Cells negative for the target antigen: A cell type may be known not to express the antigen of interest and can serve as a negative control sample.  Alternatively, cells with the target of interest genetically modified so that the protein of interest is not expressed (knock-out cells) are a robust control for target specificity, if they are available. Genetic modification techniques such as CRISPR/Cas nuclease may be used to knock out expression of the target protein to create a negative control cell line.  

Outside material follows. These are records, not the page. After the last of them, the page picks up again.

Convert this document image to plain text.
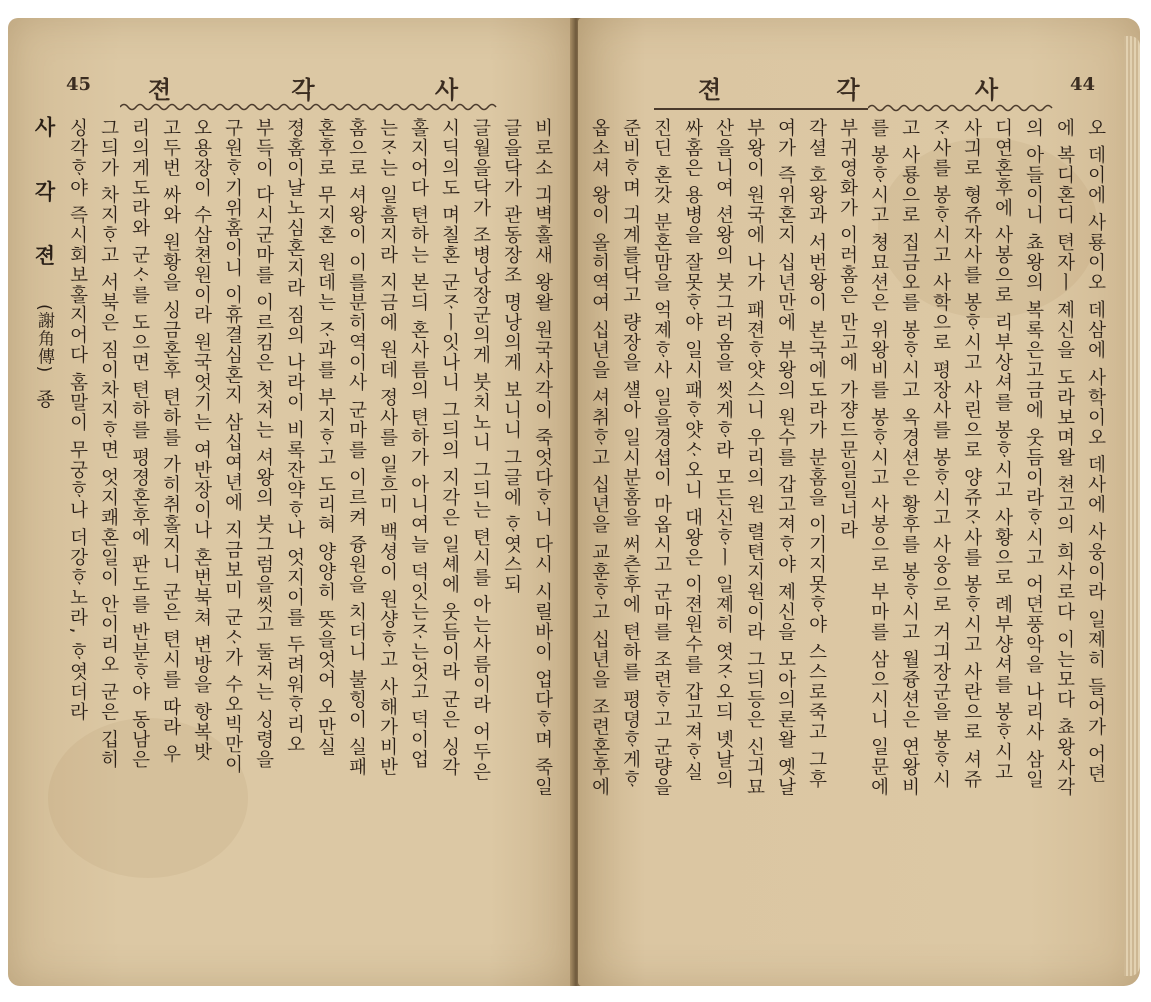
45 젼	각	사
비로소 긔벽홀새 왕왈 원국사각이 죽엇다ᄒᆞ니 다시 시릴바이 업다ᄒᆞ며 죽일
글을닥가 관동장조 명낭의게 보니니 그글에 ᄒᆞ엿스되
글월을닥가 조병낭장군의게 붓치노니 그듸는 텬시를 아는사름이라 어두은
시딕의도 며칠혼 군ᄌᆞㅣ잇나니 그듸의 지각은 일셰에 웃듬이라 군은 싱각
홀지어다 텬하는 본듸 혼사름의 텬하가 아니여늘 덕잇는ᄌᆞ는엇고 덕이업
는ᄌᆞ는 일흠지라 지금에 원데 졍사를 일흐미 백셩이 원샹ᄒᆞ고 사해가비반
홈으로 셔왕이 이를분히역이사 군마를 이르켜 즁원을 치더니 불힝이 실패
혼후로 무지혼 원데는 ᄌᆞ과를 부지ᄒᆞ고 도리혀 양양히 뜻을엇어 오만실
졍홈이날노심혼지라 짐의 나라이 비록잔약ᄒᆞ나 엇지이를 두려워ᄒᆞ리오
부득이 다시군마를 이르킴은 첫저는 셔왕의 붓그럼을씻고 둘저는 싱령을
구원ᄒᆞ기위홈이니 이휴결심혼지 삼십여년에 지금보미 군ᄉᆞ가 수오빅만이
오용장이 수삼쳔원이라 원국엇기는 여반장이나 혼번북쳐 변방을 항복밧
고두번 싸와 원황을 싱금혼후 텬하를 가히취홀지니 군은 텬시를 따라 우
리의게도라와 군ᄉᆞ를 도으면 텬하를 평졍혼후에 판도를 반분ᄒᆞ야 동남은
그듸가 차지ᄒᆞ고 서북은 짐이차지ᄒᆞ면 엇지쾌혼일이 안이리오 군은 깁히
싱각ᄒᆞ야 즉시회보홀지어다 홈말이 무궁ᄒᆞ나 더강ᄒᆞ노라, ᄒᆞ엿더라
사 각 젼 (謝角傳) 죵
44
젼	각	사
오 데이에 사룡이오 데삼에 사학이오 데사에 사웅이라 일졔히 들어가 어뎐
에 복디혼디 텬자ㅣ 졔신을 도라보며왈 쳔고의 희사로다 이는모다 쵸왕사각
의 아들이니 쵸왕의 복록은고금에 웃듬이라ᄒᆞ시고 어뎐풍악을 나리사 삼일
디연혼후에 사봉으로 리부상셔를 봉ᄒᆞ시고 사황으로 례부샹셔를 봉ᄒᆞ시고
사긔로 형쥬자사를 봉ᄒᆞ시고 사린으로 양쥬ᄌᆞ사를 봉ᄒᆞ시고 사란으로 셔쥬
ᄌᆞ사를 봉ᄒᆞ시고 사학으로 평장사를 봉ᄒᆞ시고 사웅으로 거긔장군을 봉ᄒᆞ시
고 사룡으로 집금오를 봉ᄒᆞ시고 옥경션은 황후를 봉ᄒᆞ시고 월즁션은 연왕비
를 봉ᄒᆞ시고 쳥묘션은 위왕비를 봉ᄒᆞ시고 사봉으로 부마를 삼으시니 일문에
부귀영화가 이러홈은 만고에 가쟝드문일일너라
각셜 호왕과 서번왕이 본국에도라가 분홈을 이기지못ᄒᆞ야 스스로죽고 그후
여가 즉위혼지 십년만에 부왕의 원수를 갑고져ᄒᆞ야 졔신을 모아의론왈 옛날
부왕이 원국에 나가 패젼ᄒᆞ얏스니 우리의 원 렬텬지원이라 그듸등은 신긔묘
산을니여 션왕의 붓그러옴을 씻게ᄒᆞ라 모든신ᄒᆞㅣ 일졔히 엿ᄌᆞ오듸 녯날의
싸홈은 용병을 잘못ᄒᆞ야 일시패ᄒᆞ얏ᄉᆞ오니 대왕은 이젼원수를 갑고져ᄒᆞ실
진딘 혼갓 분혼맘을 억졔ᄒᆞ사 일을경셥이 마옵시고 군마를 조련ᄒᆞ고 군량을
준비ᄒᆞ며 긔계를닥고 량장을 섈아 일시분홈을 써츤후에 텬하를 평뎡ᄒᆞ게ᄒᆞ
옵소셔 왕이 올히역여 십년을 셔취ᄒᆞ고 십년을 교훈ᄒᆞ고 십년을 조련혼후에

Cells positive for the target antigen:  If cells are available that have been previously shown to express the antigen of interest, whether endogenously or by modification to ‘knock in’ or overexpress the gene, these may serve as a positive control to confirm that the staining protocol produces signal when the target is present in the sample.

Insider advice for getting the best signal—and conquering background—with IF-ICC

  • Whenever possible, choose antibodies where data is available demonstrating results in ICC applications
  • Match fluorescent antibody spectral characteristics to microscope lasers and filters
  • Fix cell samples that are healthy, free of contamination and precipitates, and sub-confluent
  • Optimal fixation and permeabilization method depends on the target and its subcellular location
  • Dilute antibodies in blocking buffer to maintain blocking throughout staining protocol
  • Indirect detection with a fluorescent secondary antibody permits signal amplification
  • When choosing from amongst antibody conjugates with similar spectral characteristics, choose the more stable fluorophore to avoid photobleaching during long or repeated microscope exposures—and avoid spectral overlap
  • Always include appropriate staining controls.  Use positive and negative biological controls when available.

References

  1. Burry, Richard W. 2011. Controls for immunocytochemistry: an update. J Histochem Cytochem. 59(1), 6-12.
  2. Ghauharali RI and Brakenhoff GJ. 2000. Fluorescence photobleaching-based image standardization for fluorescence microscopy. J Microscopy. 198: 88-100
  3. Jamur MC, Oliver C. 2010. Permeabilization of cell membranes in Immunocytochemical Methods and Protocols. Methods Mol Bio. 588: 63-6.
  4. Marx V. 2015. Probes: Paths to photostability. Nature Methods. 12(3): 187-90.